Our Beloved Kin: Remapping A New History of King Philip's War

Sokwakik

The people upriver at Sokwakik had taken in their kin from Kwinitekw and defended them at the foot of the Great Beaver. This was a vast and vital Indigenous region, the south place of Abenaki country. The place the colonists called "Squakeag" was only the southernmost Sokoki town. Indeed the intervales of Sokwakik to the north would provide vital refuge to large groups of Native people from the south, as the winter came on, seeking sustenance and shelter from the war. 

In early September, Captain Richard Beers and his company of thirty-six men and a team of oxen pushed past the blockade of the Great Beaver, seeking to reinforce the garrison at the outlying settlement at Squakeag. Not surprisingly, a Native force, including Nipmuc leaders, ambushed them at a Sokwakik field as they marched north, preventing further encroachment and discouraging additional military expeditions into Sokoki country. 

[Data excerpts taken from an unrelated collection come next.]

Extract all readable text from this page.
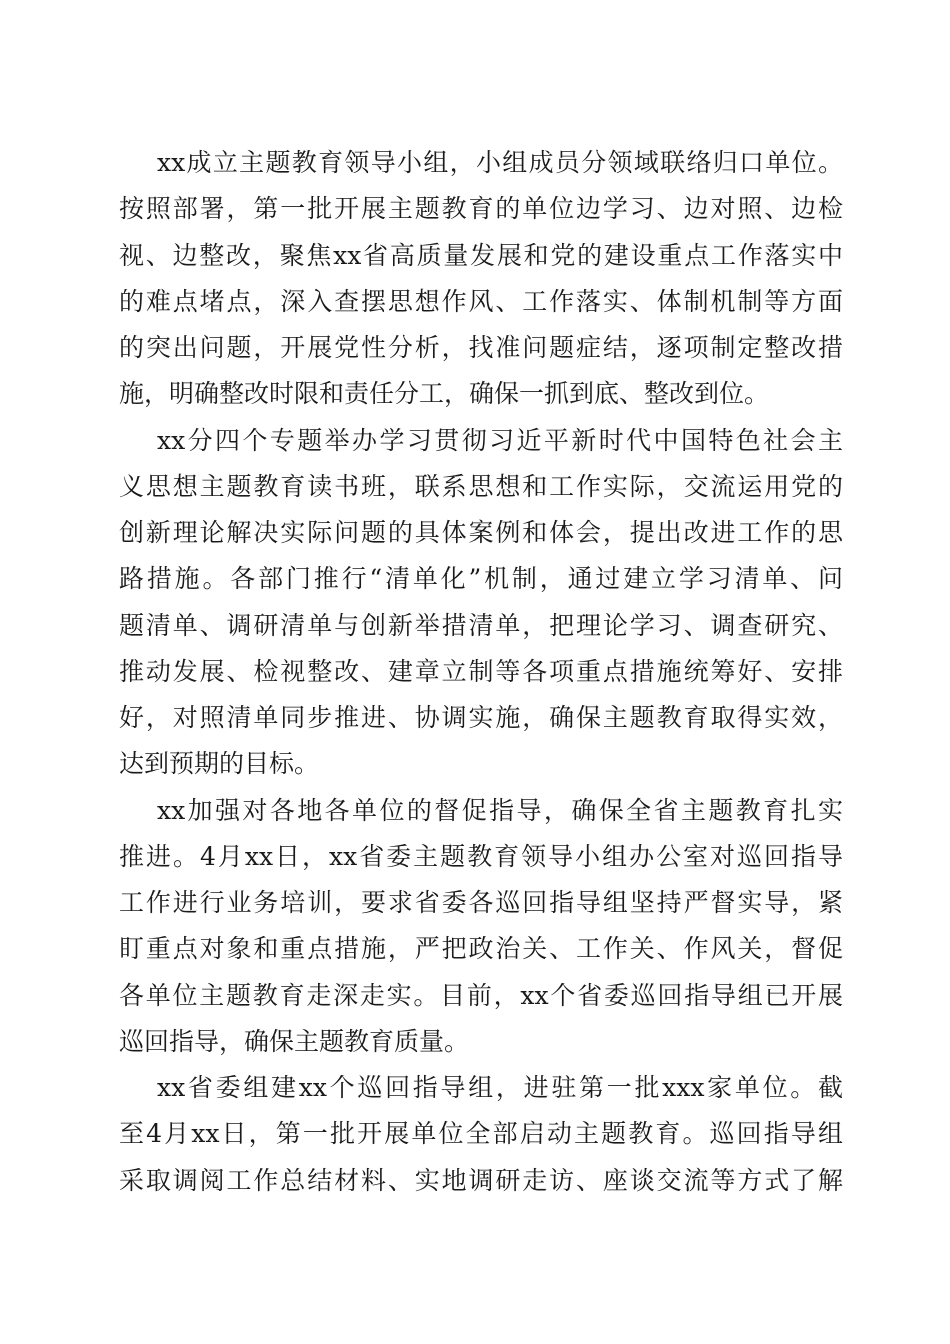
xx成立主题教育领导小组，小组成员分领域联络归口单位。
按照部署，第一批开展主题教育的单位边学习、边对照、边检
视、边整改，聚焦xx省高质量发展和党的建设重点工作落实中
的难点堵点，深入查摆思想作风、工作落实、体制机制等方面
的突出问题，开展党性分析，找准问题症结，逐项制定整改措
施，明确整改时限和责任分工，确保一抓到底、整改到位。
xx分四个专题举办学习贯彻习近平新时代中国特色社会主
义思想主题教育读书班，联系思想和工作实际，交流运用党的
创新理论解决实际问题的具体案例和体会，提出改进工作的思
路措施。各部门推行“清单化”机制，通过建立学习清单、问
题清单、调研清单与创新举措清单，把理论学习、调查研究、
推动发展、检视整改、建章立制等各项重点措施统筹好、安排
好，对照清单同步推进、协调实施，确保主题教育取得实效，
达到预期的目标。
xx加强对各地各单位的督促指导，确保全省主题教育扎实
推进。4月xx日，xx省委主题教育领导小组办公室对巡回指导
工作进行业务培训，要求省委各巡回指导组坚持严督实导，紧
盯重点对象和重点措施，严把政治关、工作关、作风关，督促
各单位主题教育走深走实。目前，xx个省委巡回指导组已开展
巡回指导，确保主题教育质量。
xx省委组建xx个巡回指导组，进驻第一批xxx家单位。截
至4月xx日，第一批开展单位全部启动主题教育。巡回指导组
采取调阅工作总结材料、实地调研走访、座谈交流等方式了解
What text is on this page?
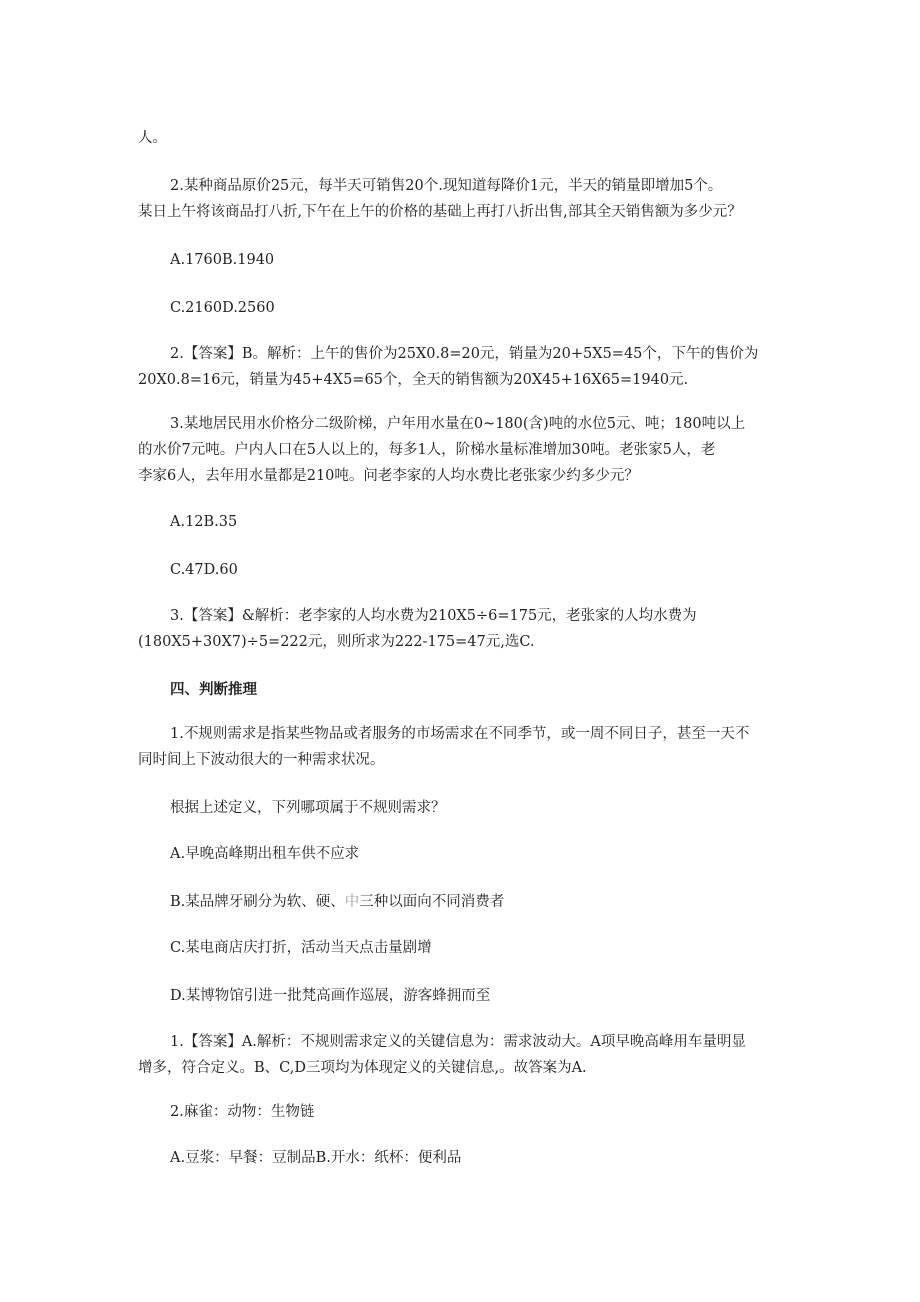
人。
2.某种商品原价25元，每半天可销售20个.现知道每降价1元，半天的销量即增加5个。
某日上午将该商品打八折,下午在上午的价格的基础上再打八折出售,部其全天销售额为多少元？
A.1760B.1940
C.2160D.2560
2.【答案】B。解析：上午的售价为25X0.8=20元，销量为20+5X5=45个，下午的售价为
20X0.8=16元，销量为45+4X5=65个，全天的销售额为20X45+16X65=1940元.
3.某地居民用水价格分二级阶梯，户年用水量在0~180(含)吨的水位5元、吨；180吨以上
的水价7元吨。户内人口在5人以上的，每多1人，阶梯水量标准增加30吨。老张家5人，老
李家6人，去年用水量都是210吨。问老李家的人均水费比老张家少约多少元？
A.12B.35
C.47D.60
3.【答案】&解析：老李家的人均水费为210X5÷6=175元，老张家的人均水费为
(180X5+30X7)÷5=222元，则所求为222-175=47元,选C.
四、判断推理
1.不规则需求是指某些物品或者服务的市场需求在不同季节，或一周不同日子，甚至一天不
同时间上下波动很大的一种需求状况。
根据上述定义，下列哪项属于不规则需求？
A.早晚高峰期出租车供不应求
B.某品牌牙刷分为软、硬、中三种以面向不同消费者
C.某电商店庆打折，活动当天点击量剧增
D.某博物馆引进一批梵高画作巡展，游客蜂拥而至
1.【答案】A.解析：不规则需求定义的关键信息为：需求波动大。A项早晚高峰用车量明显
增多，符合定义。B、C,D三项均为体现定义的关键信息,。故答案为A.
2.麻雀：动物：生物链
A.豆浆：早餐：豆制品B.开水：纸杯：便利品
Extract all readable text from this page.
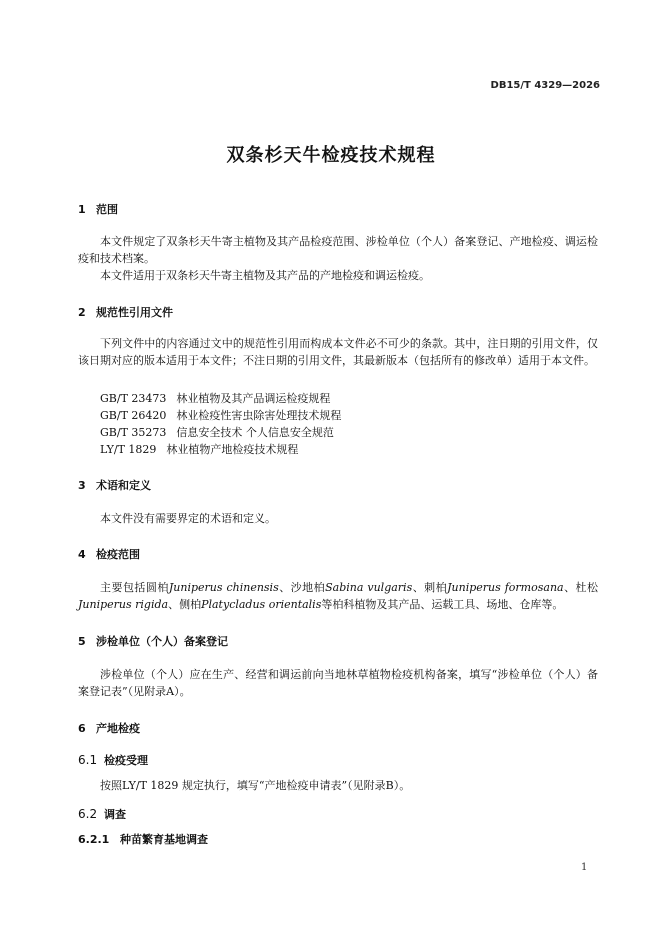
DB15/T 4329—2026
双条杉天牛检疫技术规程
1 范围
本文件规定了双条杉天牛寄主植物及其产品检疫范围、涉检单位（个人）备案登记、产地检疫、调运检疫和技术档案。
本文件适用于双条杉天牛寄主植物及其产品的产地检疫和调运检疫。
2 规范性引用文件
下列文件中的内容通过文中的规范性引用而构成本文件必不可少的条款。其中，注日期的引用文件，仅该日期对应的版本适用于本文件；不注日期的引用文件，其最新版本（包括所有的修改单）适用于本文件。
GB/T 23473 林业植物及其产品调运检疫规程
GB/T 26420 林业检疫性害虫除害处理技术规程
GB/T 35273 信息安全技术 个人信息安全规范
LY/T 1829 林业植物产地检疫技术规程
3 术语和定义
本文件没有需要界定的术语和定义。
4 检疫范围
主要包括圆柏Juniperus chinensis、沙地柏Sabina vulgaris、刺柏Juniperus formosana、杜松Juniperus rigida、侧柏Platycladus orientalis等柏科植物及其产品、运载工具、场地、仓库等。
5 涉检单位（个人）备案登记
涉检单位（个人）应在生产、经营和调运前向当地林草植物检疫机构备案，填写“涉检单位（个人）备案登记表”（见附录A）。
6 产地检疫
6.1 检疫受理
按照LY/T 1829 规定执行，填写“产地检疫申请表”（见附录B）。
6.2 调查
6.2.1 种苗繁育基地调查
1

Today, this place is marked by memorials to Captain Beers "and his men." The land where this monument stands once hosted Native women's planting fields and caches; although corn, lilies and milkweed still flourish here, no signs recognize such longstanding relationships as motivations for the ambush. Rather, we get the impression that Beers and his men were surprised by hostile intruders while they sought to protect settlers at "Northfield." This site was renamed "Beers Plain," as if the death of the colonial captain and his forces solidified English settlers' rightful claim to land. Ironically, Beers was in the first English expedition that identified "Suckquakege upon Connecticut River" as a place that should be colonized, in 1669, claiming "discovery." This expedition, which also included Daniel Gookin, Daniel Henchman, and Thomas Prentice (key players in the war)  was commissioned by the Massachusetts General Court to ascertain a good location "to lay out a new plantation," northwest of Quinsigamon. Sokwakik was one of two locations they recommended "be reserved" to build "two or three towns." This context, relevant to the war and its colonial officers, is not noted on any markers. No signs mark this place as part of Sokwakik. A nearby sign announcing the location of "Indian Council Fires" recognizes a local settler memory, perhaps a romanticization, of the possible site of war councils to plan the ambush, but not the Sokoki women who planted, gathered and stored their harvest for winter here, nor the "Indian village on Beers Plain" mentioned in nineteenth-century histories.[1]

[1] J.H. Temple and G. Sheldon, A History of the Town of Northfield, Massachusetts, (Albany, NY: Joel Munsell, 1875), 50. Eric Schultz and Michael Tougias, King Philip’s War: The History and Legacy of America’s Forgotten Conflict (Woodstock, VT: The Countryman Press, 2000), 163-9.